Small Radios Big Televisions is a short puzzle game wherein players interact with the innards of several dioramas that are based upon real world structures by way of a controlled cursor. Players interact with aforementioned dioramas and are tasked with solving puzzles to progress the collection of a group of magnetic cassette tapes. More on the latter in a bit. The solution to the game’s puzzles can be perplexing due to the dioramas’ design and the nature by which the cursor behaves. Specifically, the cursor always wants to re-center, regardless of whether or not the player is moving an object or interacting with the environment. This janky behavior really makes it difficult to have direct input control; and it often feels as if a malevolent force is pulling you away from the objective by hindering any sort of elegant movement. While this annoyance should be mentioned, it’s not why we’re discussing Small Radios Big Televisions today. The reason we’re talking about the game is because of those cassette tapes that I mentioned earlier.

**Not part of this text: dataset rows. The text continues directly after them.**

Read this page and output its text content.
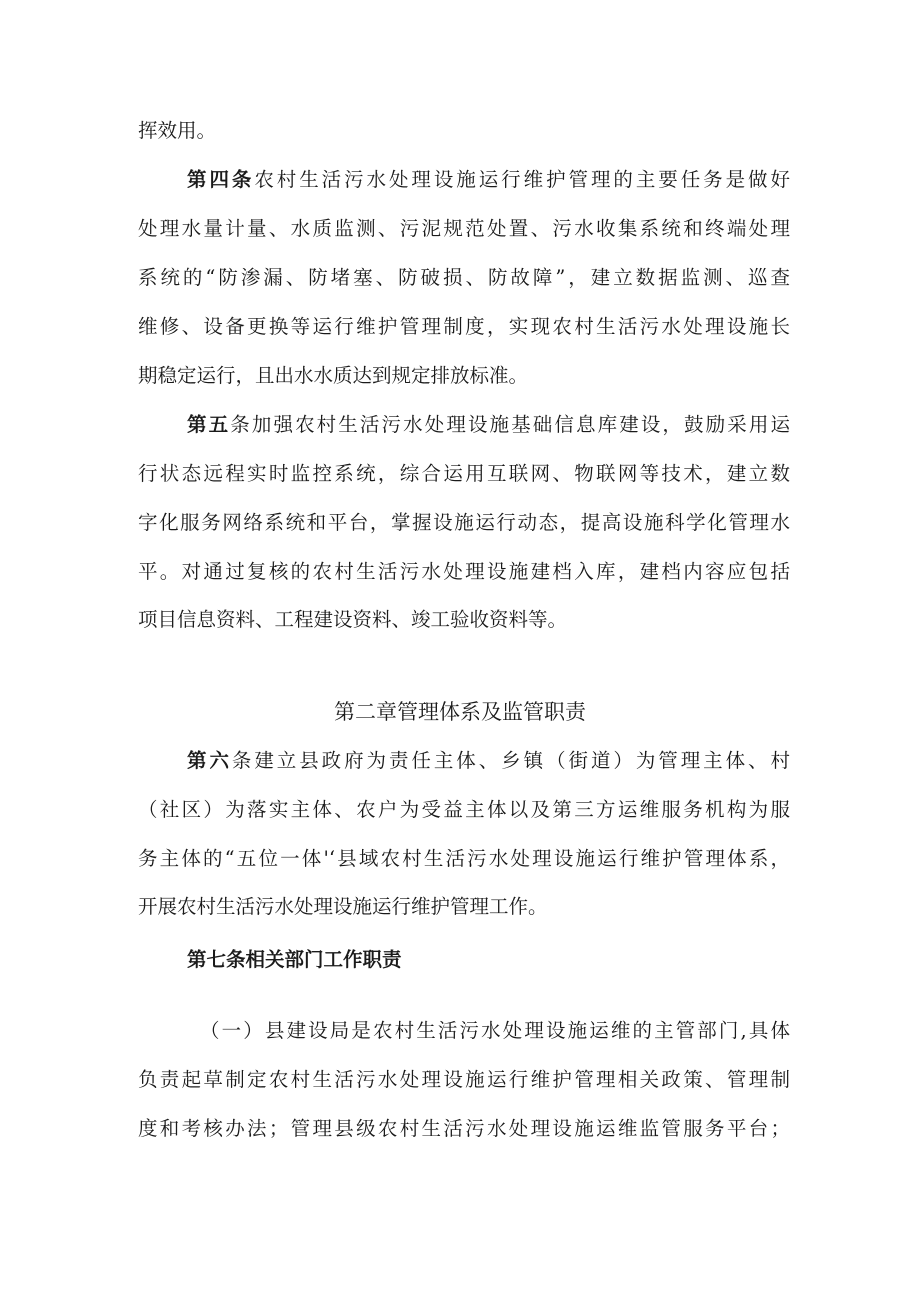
挥效用。
第四条农村生活污水处理设施运行维护管理的主要任务是做好
处理水量计量、水质监测、污泥规范处置、污水收集系统和终端处理
系统的“防渗漏、防堵塞、防破损、防故障”，建立数据监测、巡查
维修、设备更换等运行维护管理制度，实现农村生活污水处理设施长
期稳定运行，且出水水质达到规定排放标准。
第五条加强农村生活污水处理设施基础信息库建设，鼓励采用运
行状态远程实时监控系统，综合运用互联网、物联网等技术，建立数
字化服务网络系统和平台，掌握设施运行动态，提高设施科学化管理水
平。对通过复核的农村生活污水处理设施建档入库，建档内容应包括
项目信息资料、工程建设资料、竣工验收资料等。
第二章管理体系及监管职责
第六条建立县政府为责任主体、乡镇（街道）为管理主体、村
（社区）为落实主体、农户为受益主体以及第三方运维服务机构为服
务主体的“五位一体'‘县域农村生活污水处理设施运行维护管理体系，
开展农村生活污水处理设施运行维护管理工作。
第七条相关部门工作职责
（一）县建设局是农村生活污水处理设施运维的主管部门,具体
负责起草制定农村生活污水处理设施运行维护管理相关政策、管理制
度和考核办法；管理县级农村生活污水处理设施运维监管服务平台；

The places you visit in Small Radios Big Televisions are empty, but it’s clear that someone inhabited them at one point in time. What remain are various cassette tapes that tell the story of the individuals who became obsessed with a retro futurist vision of virtual reality, one by which they implanted cassette players into their brains in order to depict assorted, colorful scenes. Many of these virtual scenes are quite simple, such as the sun setting over a golden wheat field, or another that displays a grand portrait of the world as seen from atop a snowy mountain.

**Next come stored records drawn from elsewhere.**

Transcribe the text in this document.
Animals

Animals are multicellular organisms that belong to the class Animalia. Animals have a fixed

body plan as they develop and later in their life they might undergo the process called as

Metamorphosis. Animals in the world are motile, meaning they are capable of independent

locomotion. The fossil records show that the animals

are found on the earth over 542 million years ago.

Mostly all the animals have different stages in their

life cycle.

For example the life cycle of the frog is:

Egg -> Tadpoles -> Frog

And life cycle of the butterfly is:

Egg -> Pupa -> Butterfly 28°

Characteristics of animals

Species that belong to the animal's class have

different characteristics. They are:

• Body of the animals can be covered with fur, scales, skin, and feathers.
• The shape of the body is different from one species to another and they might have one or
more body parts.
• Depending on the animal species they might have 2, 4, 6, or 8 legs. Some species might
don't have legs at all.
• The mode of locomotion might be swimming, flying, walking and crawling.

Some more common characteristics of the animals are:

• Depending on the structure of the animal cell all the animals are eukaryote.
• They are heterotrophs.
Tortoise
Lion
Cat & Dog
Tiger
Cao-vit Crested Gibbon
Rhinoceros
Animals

The virtual scenes that Fireface has crafted are presented in a style that is closer to abstract geometry than photorealism. It’s sharp and minimal. These scenes are also not static, and similarly to real world cassette tapes, they can be damaged once introduced to magnetic interference. In Small Radios Big Televisions, this concept leads to the total abstraction of the playable vignettes. Structures deform and deconstruct into the basic shapes that they’re comprised of. Colors change in hue and meld with others; and the game’s wonderful synthetic soundtrack suddenly becomes distorted. This sort of event causes everything to become more dynamic. The once golden field of wheat transforms into a sharp, glowing white that contrasts strongly against the pitch black soil beneath it. Taking a ride on an innocuous mine cart through the cliffside of a mountain subsequently turned into a ride through the album art of an 80’s new wave band, with neon blues and soft pinks to boot.
Rather than moving on after these strange audiovisual experiences washed over me and subsequently fulfilled their purpose of progress, I allowed myself a brief moment of personal reflection. It’s moments like these that make Small Radios Big Televisions enjoyable to me; and it’s here that the game finds ways to evoke a sense of warmth and comfort, while also maintaining an eerie and lonely feeling.

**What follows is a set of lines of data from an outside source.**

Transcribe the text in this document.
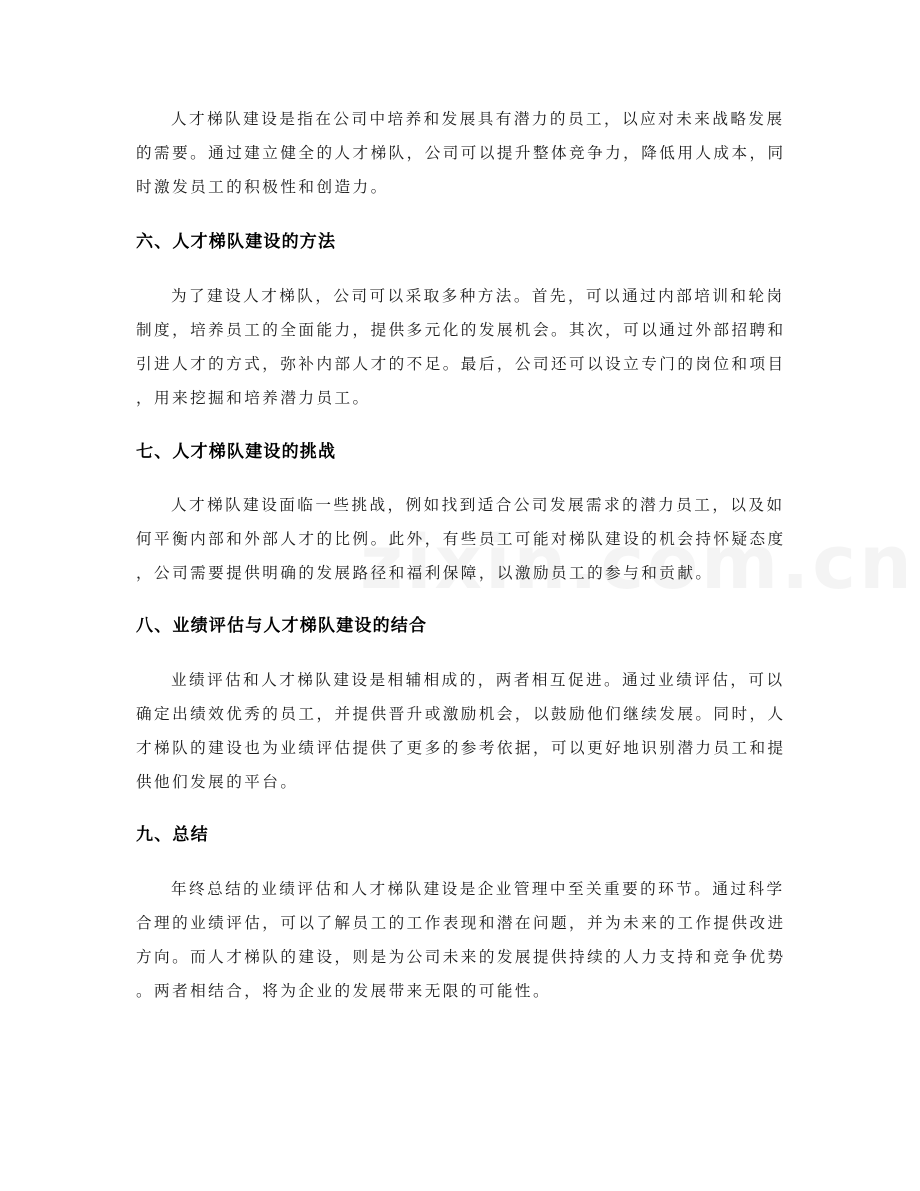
人才梯队建设是指在公司中培养和发展具有潜力的员工，以应对未来战略发展
的需要。通过建立健全的人才梯队，公司可以提升整体竞争力，降低用人成本，同
时激发员工的积极性和创造力。
六、人才梯队建设的方法
为了建设人才梯队，公司可以采取多种方法。首先，可以通过内部培训和轮岗
制度，培养员工的全面能力，提供多元化的发展机会。其次，可以通过外部招聘和
引进人才的方式，弥补内部人才的不足。最后，公司还可以设立专门的岗位和项目
，用来挖掘和培养潜力员工。
七、人才梯队建设的挑战
人才梯队建设面临一些挑战，例如找到适合公司发展需求的潜力员工，以及如
何平衡内部和外部人才的比例。此外，有些员工可能对梯队建设的机会持怀疑态度
，公司需要提供明确的发展路径和福利保障，以激励员工的参与和贡献。
八、业绩评估与人才梯队建设的结合
业绩评估和人才梯队建设是相辅相成的，两者相互促进。通过业绩评估，可以
确定出绩效优秀的员工，并提供晋升或激励机会，以鼓励他们继续发展。同时，人
才梯队的建设也为业绩评估提供了更多的参考依据，可以更好地识别潜力员工和提
供他们发展的平台。
九、总结
年终总结的业绩评估和人才梯队建设是企业管理中至关重要的环节。通过科学
合理的业绩评估，可以了解员工的工作表现和潜在问题，并为未来的工作提供改进
方向。而人才梯队的建设，则是为公司未来的发展提供持续的人力支持和竞争优势
。两者相结合，将为企业的发展带来无限的可能性。
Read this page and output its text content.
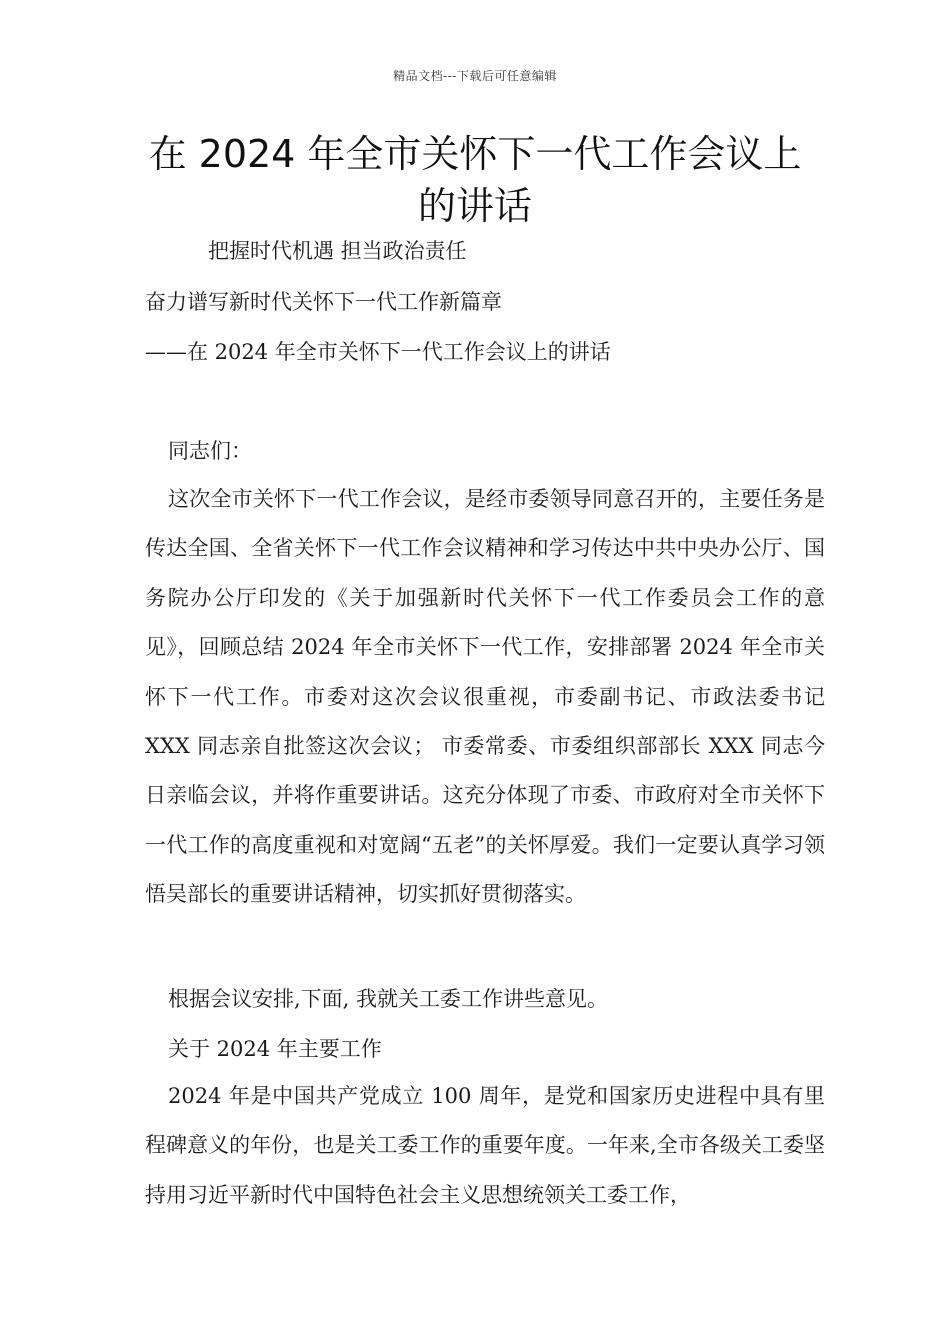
精品文档---下载后可任意编辑
在 2024 年全市关怀下一代工作会议上的讲话
把握时代机遇 担当政治责任
奋力谱写新时代关怀下一代工作新篇章
——在 2024 年全市关怀下一代工作会议上的讲话
同志们：

这次全市关怀下一代工作会议，是经市委领导同意召开的，主要任务是传达全国、全省关怀下一代工作会议精神和学习传达中共中央办公厅、国务院办公厅印发的《关于加强新时代关怀下一代工作委员会工作的意见》，回顾总结 2024 年全市关怀下一代工作，安排部署 2024 年全市关怀下一代工作。市委对这次会议很重视，市委副书记、市政法委书记 XXX 同志亲自批签这次会议； 市委常委、市委组织部部长 XXX 同志今日亲临会议，并将作重要讲话。这充分体现了市委、市政府对全市关怀下一代工作的高度重视和对宽阔“五老”的关怀厚爱。我们一定要认真学习领悟吴部长的重要讲话精神，切实抓好贯彻落实。

根据会议安排,下面, 我就关工委工作讲些意见。
关于 2024 年主要工作

2024 年是中国共产党成立 100 周年，是党和国家历史进程中具有里程碑意义的年份，也是关工委工作的重要年度。一年来,全市各级关工委坚持用习近平新时代中国特色社会主义思想统领关工委工作，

Of course, while all of that might be at the heart of Small Radios Big Televisions, I’m still not very fond of what makes up the periphery. I’m not sure if most would enjoy what I found so interesting about the game, and I still hold on to my own thoughts that it doesn’t feel great to play; but perhaps others will enjoy its puzzles and won’t be put off by the game’s shortcomings. If you enjoy the idea of looking at amorphous shapes expand and contract while a vaporwave-esque soundtrack plays in parallel, then I think visiting the soft pink skies of Small Radios Big Televisions might just be worth your time.
The publisher supplied a digital press code of Small Radios Big Televisions to OK Beast. The game was played on retail PlayStation 4 Pro hardware.